What is true that $$|X'AX+B|\geqslant c(X)\prod_{i=1}^p (a_{n-p+i}+b_i).$$
Proof. Let $\lambda_1\geqslant \lambda_{2}\geqslant \ldots \geqslant \lambda_p$ be eigenvalues of $X'AX+B$. It suffices to prove that $$\lambda_{i}\geqslant \rho(b_i+a_{n-p+i})\quad (*)$$ for all $i=1,\dots,p$, where $\rho=\rho(X)$ depends only on $X$. 
Consider two cases.
1) $b_i\geqslant a_{n-p+i}$. Then $(*)$ holds with $\rho=1/2$, since $X'AX+B\geqslant B$, thus $\lambda_i\geqslant b_i$.

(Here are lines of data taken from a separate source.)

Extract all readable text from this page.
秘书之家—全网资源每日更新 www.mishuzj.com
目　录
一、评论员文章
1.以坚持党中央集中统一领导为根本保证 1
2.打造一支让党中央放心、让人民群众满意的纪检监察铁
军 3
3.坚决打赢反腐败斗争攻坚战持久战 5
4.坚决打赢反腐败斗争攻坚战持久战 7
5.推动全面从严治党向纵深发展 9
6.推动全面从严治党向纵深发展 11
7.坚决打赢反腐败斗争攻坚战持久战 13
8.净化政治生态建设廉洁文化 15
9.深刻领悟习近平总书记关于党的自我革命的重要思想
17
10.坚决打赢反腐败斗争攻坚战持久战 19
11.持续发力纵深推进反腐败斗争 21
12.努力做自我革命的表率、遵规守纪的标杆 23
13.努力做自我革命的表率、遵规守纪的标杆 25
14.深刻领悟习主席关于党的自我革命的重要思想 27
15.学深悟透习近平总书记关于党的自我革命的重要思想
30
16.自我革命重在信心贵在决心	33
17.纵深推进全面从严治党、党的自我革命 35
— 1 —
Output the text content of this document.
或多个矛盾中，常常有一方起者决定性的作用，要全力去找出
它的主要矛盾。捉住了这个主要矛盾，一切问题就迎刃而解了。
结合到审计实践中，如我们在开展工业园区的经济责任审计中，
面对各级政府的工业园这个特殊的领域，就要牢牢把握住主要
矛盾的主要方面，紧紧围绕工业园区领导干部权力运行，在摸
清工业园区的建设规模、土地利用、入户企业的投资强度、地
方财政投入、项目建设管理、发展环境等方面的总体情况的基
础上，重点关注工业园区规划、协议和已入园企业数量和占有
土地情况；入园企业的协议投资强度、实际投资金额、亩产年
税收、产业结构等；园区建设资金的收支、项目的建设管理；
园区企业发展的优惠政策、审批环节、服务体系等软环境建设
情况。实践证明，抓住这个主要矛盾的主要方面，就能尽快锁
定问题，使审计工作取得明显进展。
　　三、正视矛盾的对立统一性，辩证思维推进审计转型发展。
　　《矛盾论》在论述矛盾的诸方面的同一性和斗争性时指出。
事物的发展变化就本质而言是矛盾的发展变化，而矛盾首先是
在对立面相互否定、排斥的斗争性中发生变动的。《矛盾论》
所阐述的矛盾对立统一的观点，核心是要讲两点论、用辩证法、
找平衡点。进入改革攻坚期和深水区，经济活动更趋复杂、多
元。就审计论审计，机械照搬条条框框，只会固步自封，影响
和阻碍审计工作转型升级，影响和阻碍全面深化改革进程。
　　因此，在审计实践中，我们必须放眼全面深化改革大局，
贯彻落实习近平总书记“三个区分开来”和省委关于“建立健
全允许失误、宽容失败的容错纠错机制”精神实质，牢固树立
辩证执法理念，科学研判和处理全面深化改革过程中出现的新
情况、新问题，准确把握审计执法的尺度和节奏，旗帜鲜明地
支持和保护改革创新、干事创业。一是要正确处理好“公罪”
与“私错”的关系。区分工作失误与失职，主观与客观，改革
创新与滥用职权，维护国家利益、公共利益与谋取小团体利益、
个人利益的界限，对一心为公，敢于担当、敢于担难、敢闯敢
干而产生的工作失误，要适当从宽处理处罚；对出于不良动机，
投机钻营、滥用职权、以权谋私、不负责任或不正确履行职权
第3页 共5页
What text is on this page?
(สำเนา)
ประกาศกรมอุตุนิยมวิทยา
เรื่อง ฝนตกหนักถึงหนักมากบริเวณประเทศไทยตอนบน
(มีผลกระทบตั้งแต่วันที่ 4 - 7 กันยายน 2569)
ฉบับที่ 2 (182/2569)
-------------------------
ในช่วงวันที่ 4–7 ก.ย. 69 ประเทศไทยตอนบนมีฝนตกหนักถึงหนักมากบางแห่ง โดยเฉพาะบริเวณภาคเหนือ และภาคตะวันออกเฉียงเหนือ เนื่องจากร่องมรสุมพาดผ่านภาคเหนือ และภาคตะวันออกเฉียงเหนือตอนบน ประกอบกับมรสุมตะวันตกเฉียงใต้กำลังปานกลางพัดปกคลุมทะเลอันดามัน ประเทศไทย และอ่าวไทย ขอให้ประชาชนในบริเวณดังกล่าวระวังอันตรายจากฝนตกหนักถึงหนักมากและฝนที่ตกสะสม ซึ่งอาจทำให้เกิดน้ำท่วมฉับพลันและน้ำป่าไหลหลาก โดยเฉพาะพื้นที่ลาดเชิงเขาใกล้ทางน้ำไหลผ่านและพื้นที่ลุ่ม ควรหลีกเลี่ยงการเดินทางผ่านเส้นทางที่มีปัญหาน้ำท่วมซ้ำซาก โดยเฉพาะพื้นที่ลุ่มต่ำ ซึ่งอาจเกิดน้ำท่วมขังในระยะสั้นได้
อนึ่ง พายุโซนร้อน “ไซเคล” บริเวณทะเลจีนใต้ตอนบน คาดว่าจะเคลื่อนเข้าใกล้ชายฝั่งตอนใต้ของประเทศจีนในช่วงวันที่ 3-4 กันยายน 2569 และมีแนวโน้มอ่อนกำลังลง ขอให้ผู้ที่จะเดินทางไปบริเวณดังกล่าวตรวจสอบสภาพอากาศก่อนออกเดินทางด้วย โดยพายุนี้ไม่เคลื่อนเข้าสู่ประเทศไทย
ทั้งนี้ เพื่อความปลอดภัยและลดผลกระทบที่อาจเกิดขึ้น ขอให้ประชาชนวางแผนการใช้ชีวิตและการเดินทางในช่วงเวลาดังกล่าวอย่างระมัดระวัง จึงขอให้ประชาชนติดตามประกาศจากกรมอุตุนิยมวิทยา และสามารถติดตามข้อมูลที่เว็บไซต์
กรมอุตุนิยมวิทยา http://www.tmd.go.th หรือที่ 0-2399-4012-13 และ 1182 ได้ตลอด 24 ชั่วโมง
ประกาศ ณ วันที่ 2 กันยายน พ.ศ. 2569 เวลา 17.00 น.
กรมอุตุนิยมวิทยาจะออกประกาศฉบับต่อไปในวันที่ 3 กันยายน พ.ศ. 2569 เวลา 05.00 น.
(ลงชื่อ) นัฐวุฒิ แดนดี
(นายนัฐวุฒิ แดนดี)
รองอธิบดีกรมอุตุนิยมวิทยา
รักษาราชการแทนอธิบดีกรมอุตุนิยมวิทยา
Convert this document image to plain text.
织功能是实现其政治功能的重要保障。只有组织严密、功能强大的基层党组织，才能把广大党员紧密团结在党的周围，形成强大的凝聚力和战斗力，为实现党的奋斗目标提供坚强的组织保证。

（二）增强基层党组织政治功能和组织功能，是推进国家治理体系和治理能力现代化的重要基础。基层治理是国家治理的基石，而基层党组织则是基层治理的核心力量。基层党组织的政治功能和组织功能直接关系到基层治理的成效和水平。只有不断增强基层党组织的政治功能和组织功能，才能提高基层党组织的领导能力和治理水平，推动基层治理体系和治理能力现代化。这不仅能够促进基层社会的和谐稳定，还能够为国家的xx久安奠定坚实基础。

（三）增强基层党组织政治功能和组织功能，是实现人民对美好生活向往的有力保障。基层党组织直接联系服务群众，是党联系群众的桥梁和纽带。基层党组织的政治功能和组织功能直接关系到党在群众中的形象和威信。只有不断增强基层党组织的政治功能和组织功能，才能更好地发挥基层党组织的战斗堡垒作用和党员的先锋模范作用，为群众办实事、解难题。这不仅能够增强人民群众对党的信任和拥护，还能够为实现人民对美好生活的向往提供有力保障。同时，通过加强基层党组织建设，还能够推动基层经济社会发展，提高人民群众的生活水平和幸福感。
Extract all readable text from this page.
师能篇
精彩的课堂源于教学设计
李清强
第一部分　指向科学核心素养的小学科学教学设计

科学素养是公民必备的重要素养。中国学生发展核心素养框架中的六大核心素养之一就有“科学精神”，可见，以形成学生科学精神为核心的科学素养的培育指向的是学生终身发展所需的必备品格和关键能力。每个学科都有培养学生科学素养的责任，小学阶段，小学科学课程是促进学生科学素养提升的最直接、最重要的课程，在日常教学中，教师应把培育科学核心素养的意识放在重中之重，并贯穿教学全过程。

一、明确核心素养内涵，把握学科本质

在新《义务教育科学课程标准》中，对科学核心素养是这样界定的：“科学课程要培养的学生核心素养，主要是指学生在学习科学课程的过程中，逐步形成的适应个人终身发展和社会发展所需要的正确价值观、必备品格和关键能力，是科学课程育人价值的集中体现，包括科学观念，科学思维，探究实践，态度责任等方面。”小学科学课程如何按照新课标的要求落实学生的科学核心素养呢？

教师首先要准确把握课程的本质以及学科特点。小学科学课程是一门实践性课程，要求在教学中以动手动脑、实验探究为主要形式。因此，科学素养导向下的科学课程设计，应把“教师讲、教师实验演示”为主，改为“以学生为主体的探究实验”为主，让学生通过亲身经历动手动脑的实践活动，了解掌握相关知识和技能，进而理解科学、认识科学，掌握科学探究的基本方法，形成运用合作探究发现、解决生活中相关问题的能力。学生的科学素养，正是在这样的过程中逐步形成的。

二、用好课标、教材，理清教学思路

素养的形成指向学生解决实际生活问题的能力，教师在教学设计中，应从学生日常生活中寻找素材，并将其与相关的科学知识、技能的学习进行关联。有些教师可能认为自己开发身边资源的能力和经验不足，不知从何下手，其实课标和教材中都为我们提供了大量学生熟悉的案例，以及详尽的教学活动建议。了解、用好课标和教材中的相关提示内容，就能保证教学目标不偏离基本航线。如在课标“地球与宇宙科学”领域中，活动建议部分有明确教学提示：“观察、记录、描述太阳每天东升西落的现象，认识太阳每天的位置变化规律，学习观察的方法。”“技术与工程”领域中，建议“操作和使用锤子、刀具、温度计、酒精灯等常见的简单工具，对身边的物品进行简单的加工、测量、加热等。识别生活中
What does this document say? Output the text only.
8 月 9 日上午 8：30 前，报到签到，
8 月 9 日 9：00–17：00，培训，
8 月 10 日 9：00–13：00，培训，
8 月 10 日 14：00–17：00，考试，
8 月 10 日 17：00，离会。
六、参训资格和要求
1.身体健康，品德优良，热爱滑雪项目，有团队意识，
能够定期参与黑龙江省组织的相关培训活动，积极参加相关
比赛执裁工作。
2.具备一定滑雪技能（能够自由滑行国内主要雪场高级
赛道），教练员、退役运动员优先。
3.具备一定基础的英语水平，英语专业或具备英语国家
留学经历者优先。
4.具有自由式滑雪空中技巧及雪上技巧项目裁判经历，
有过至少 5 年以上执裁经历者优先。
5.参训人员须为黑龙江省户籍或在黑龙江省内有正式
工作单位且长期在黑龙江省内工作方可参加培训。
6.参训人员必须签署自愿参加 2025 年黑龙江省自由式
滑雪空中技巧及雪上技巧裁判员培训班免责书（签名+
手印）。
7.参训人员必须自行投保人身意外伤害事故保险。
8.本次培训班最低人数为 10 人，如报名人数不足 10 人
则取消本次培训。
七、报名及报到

2) $a_{n-p+i}\geqslant b_i$. Let $L$ be the image of the operator (identified with the matrix) $X$, $\dim L=p$ and $X$ is a linear isomorphism onto $L$. Denote by $4\rho^2$, $\rho>0$, the norm of the inverse map $X^{-1}:L\mapsto X$. The intersection $L_i$ of $L$ and the space generated by $u_1,\dots,u_{n-p+i}$, where $Au_i=a_i u_i$ and $u_i$ are orthogonal eigenvectors of $A$, has dimension at least $i$. We have $$((X'AX+B) x,x)\geqslant (X'AX x,x)=(AXx,Xx)\geqslant a_{n-p+i}(Xx,Xx)\geqslant 2\rho a_{n-p+i}(x,x)$$ whenever $x\in X^{-1}L_i.$ Therefore by the variational (Courant) principle $\lambda_i\geqslant 2\rho(X)a_{n-p+i}\geqslant \rho(a_{n-p+i}+b_i)$.